One of the big criticisms of the NYSE A-D data is that it is supposedly contaminated by a lot of issues that are not "real stocks." The worst of these non-conforming issues are the bond-related closed end funds (CEFs), about which some analysts speak ill of with a hiss in their voices. Their prejudice makes some sense, since these bond CEFs are not real operating companies, with earnings and whatnot. 

I once thought as the crowd does about these issues, thinking that they must not be good additions to the composite A-D numbers. But then I looked at the data, which I started to compile myself years ago because I wanted to know the real truth. And I continue to go to the trouble and expense of compiling the data because it turns out that the bond CEFs are actually better canaries in the coal mine than the common stocks. They are able to warn in advance of liquidity problems, and they are able to tell us when liquidity is actually plentiful.

That is the message right now, that liquidity is plentiful enough to lift the broad market in a big way. The S&P 500 had a small swoon at the tail end of January 2021, but the Bond CEF A-D Line kept on chugging higher. It led the way in making higher highs ahead of the S&P 500 finally catching up.

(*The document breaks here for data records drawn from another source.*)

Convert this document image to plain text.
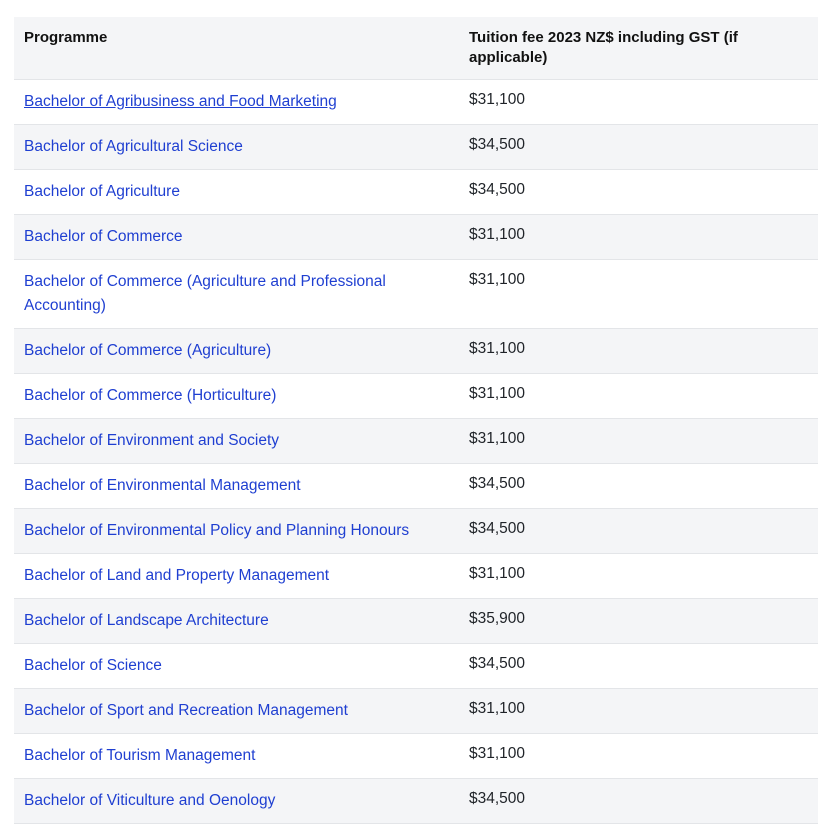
Programme	Tuition fee 2023 NZ$ including GST (if applicable)
Bachelor of Agribusiness and Food Marketing	$31,100
Bachelor of Agricultural Science	$34,500
Bachelor of Agriculture	$34,500
Bachelor of Commerce	$31,100
Bachelor of Commerce (Agriculture and Professional Accounting)	$31,100
Bachelor of Commerce (Agriculture)	$31,100
Bachelor of Commerce (Horticulture)	$31,100
Bachelor of Environment and Society	$31,100
Bachelor of Environmental Management	$34,500
Bachelor of Environmental Policy and Planning Honours	$34,500
Bachelor of Land and Property Management	$31,100
Bachelor of Landscape Architecture	$35,900
Bachelor of Science	$34,500
Bachelor of Sport and Recreation Management	$31,100
Bachelor of Tourism Management	$31,100
Bachelor of Viticulture and Oenology	$34,500
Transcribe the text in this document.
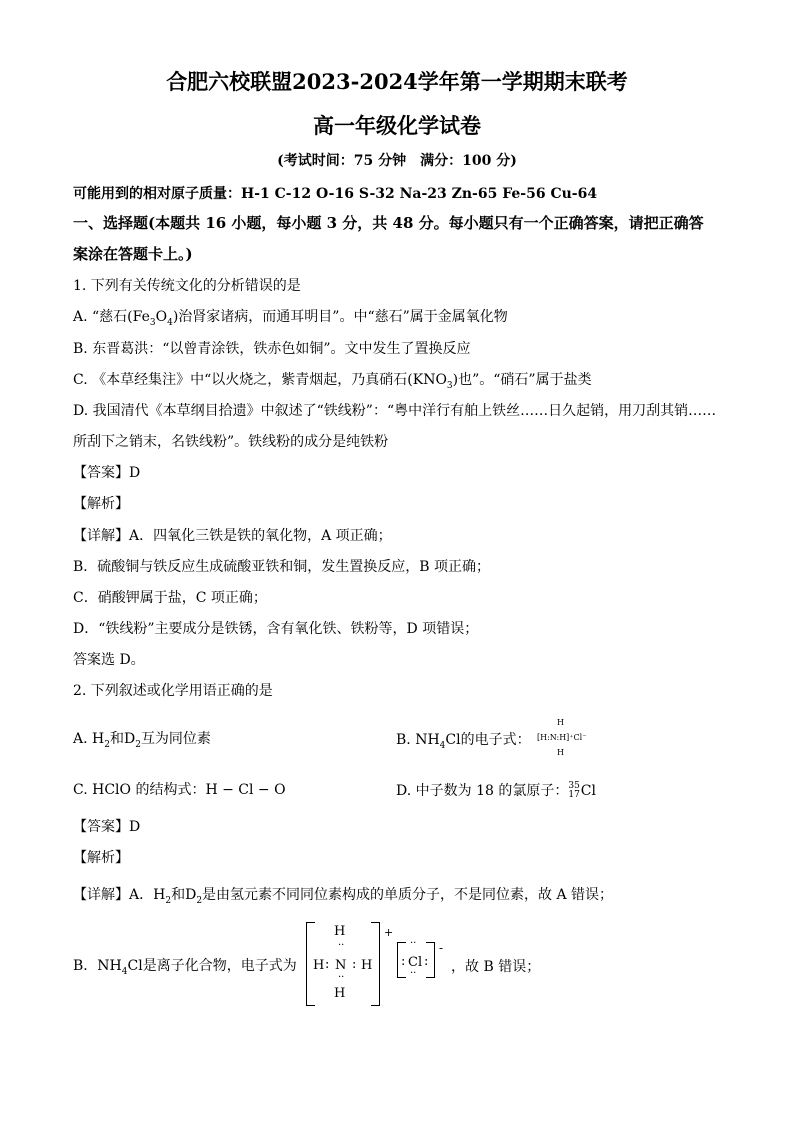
合肥六校联盟2023-2024学年第一学期期末联考
高一年级化学试卷
(考试时间：75 分钟　满分：100 分)
可能用到的相对原子质量：H-1 C-12 O-16 S-32 Na-23 Zn-65 Fe-56 Cu-64
一、选择题(本题共 16 小题，每小题 3 分，共 48 分。每小题只有一个正确答案，请把正确答
案涂在答题卡上。)
1. 下列有关传统文化的分析错误的是
A. “慈石$(Fe_3O_4)$治肾家诸病，而通耳明目”。中“慈石”属于金属氧化物
B. 东晋葛洪：“以曾青涂铁，铁赤色如铜”。文中发生了置换反应
C. 《本草经集注》中“以火烧之，紫青烟起，乃真硝石$(KNO_3)$也”。“硝石”属于盐类
D. 我国清代《本草纲目拾遗》中叙述了“铁线粉”：“粤中洋行有舶上铁丝……日久起销，用刀刮其销……
所刮下之销末，名铁线粉”。铁线粉的成分是纯铁粉
【答案】D
【解析】
【详解】A．四氧化三铁是铁的氧化物，A 项正确；
B．硫酸铜与铁反应生成硫酸亚铁和铜，发生置换反应，B 项正确；
C．硝酸钾属于盐，C 项正确；
D．“铁线粉”主要成分是铁锈，含有氧化铁、铁粉等，D 项错误；
答案选 D。
2. 下列叙述或化学用语正确的是
A. $H_2$和$D_2$互为同位素	B. $NH_4Cl$的电子式：
H
[H:N:H]⁺Cl⁻
H
C. HClO 的结构式：H − Cl − O	D. 中子数为 18 的氯原子：35
17Cl
【答案】D
【解析】
【详解】A．$H_2$和$D_2$是由氢元素不同同位素构成的单质分子，不是同位素，故 A 错误；
B．$NH_4Cl$是离子化合物，电子式为
H
··
H : N : H
··
H
+
··
: Cl :
··
-
，故 B 错误；
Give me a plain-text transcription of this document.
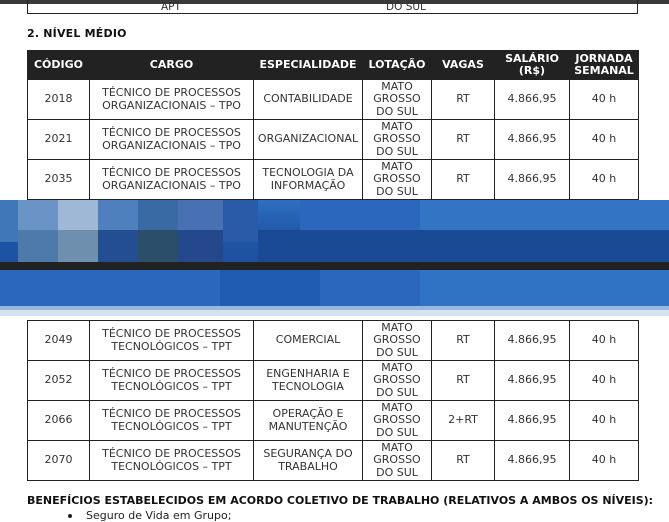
APT	DO SUL
2. NÍVEL MÉDIO
CÓDIGO	CARGO	ESPECIALIDADE	LOTAÇÃO	VAGAS	SALÁRIO (R$)	JORNADA SEMANAL
2018	TÉCNICO DE PROCESSOS ORGANIZACIONAIS – TPO	CONTABILIDADE	MATO GROSSO DO SUL	RT	4.866,95	40 h
2021	TÉCNICO DE PROCESSOS ORGANIZACIONAIS – TPO	ORGANIZACIONAL	MATO GROSSO DO SUL	RT	4.866,95	40 h
2035	TÉCNICO DE PROCESSOS ORGANIZACIONAIS – TPO	TECNOLOGIA DA INFORMAÇÃO	MATO GROSSO DO SUL	RT	4.866,95	40 h
2049	TÉCNICO DE PROCESSOS TECNOLÓGICOS – TPT	COMERCIAL	MATO GROSSO DO SUL	RT	4.866,95	40 h
2052	TÉCNICO DE PROCESSOS TECNOLÓGICOS – TPT	ENGENHARIA E TECNOLOGIA	MATO GROSSO DO SUL	RT	4.866,95	40 h
2066	TÉCNICO DE PROCESSOS TECNOLÓGICOS – TPT	OPERAÇÃO E MANUTENÇÃO	MATO GROSSO DO SUL	2+RT	4.866,95	40 h
2070	TÉCNICO DE PROCESSOS TECNOLÓGICOS – TPT	SEGURANÇA DO TRABALHO	MATO GROSSO DO SUL	RT	4.866,95	40 h
BENEFÍCIOS ESTABELECIDOS EM ACORDO COLETIVO DE TRABALHO (RELATIVOS A AMBOS OS NÍVEIS):
Seguro de Vida em Grupo;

Bond closed end funds trade a lot more like stocks than like T-Bonds. They are derivative instruments, and thus more sensitive to the vicissitudes of liquidity than the big-cap stocks which drive the indices. If liquidity starts to dry up, these issues tend to be the first to show it. And they are not showing any sign of trouble now, so the message is that liquidity is fine and the stock market ought to be able to continue moving higher. There may be ordinary stumbles and corrections along the way, but, when liquidity is strong, the market can better absorb those punches and continue moving higher.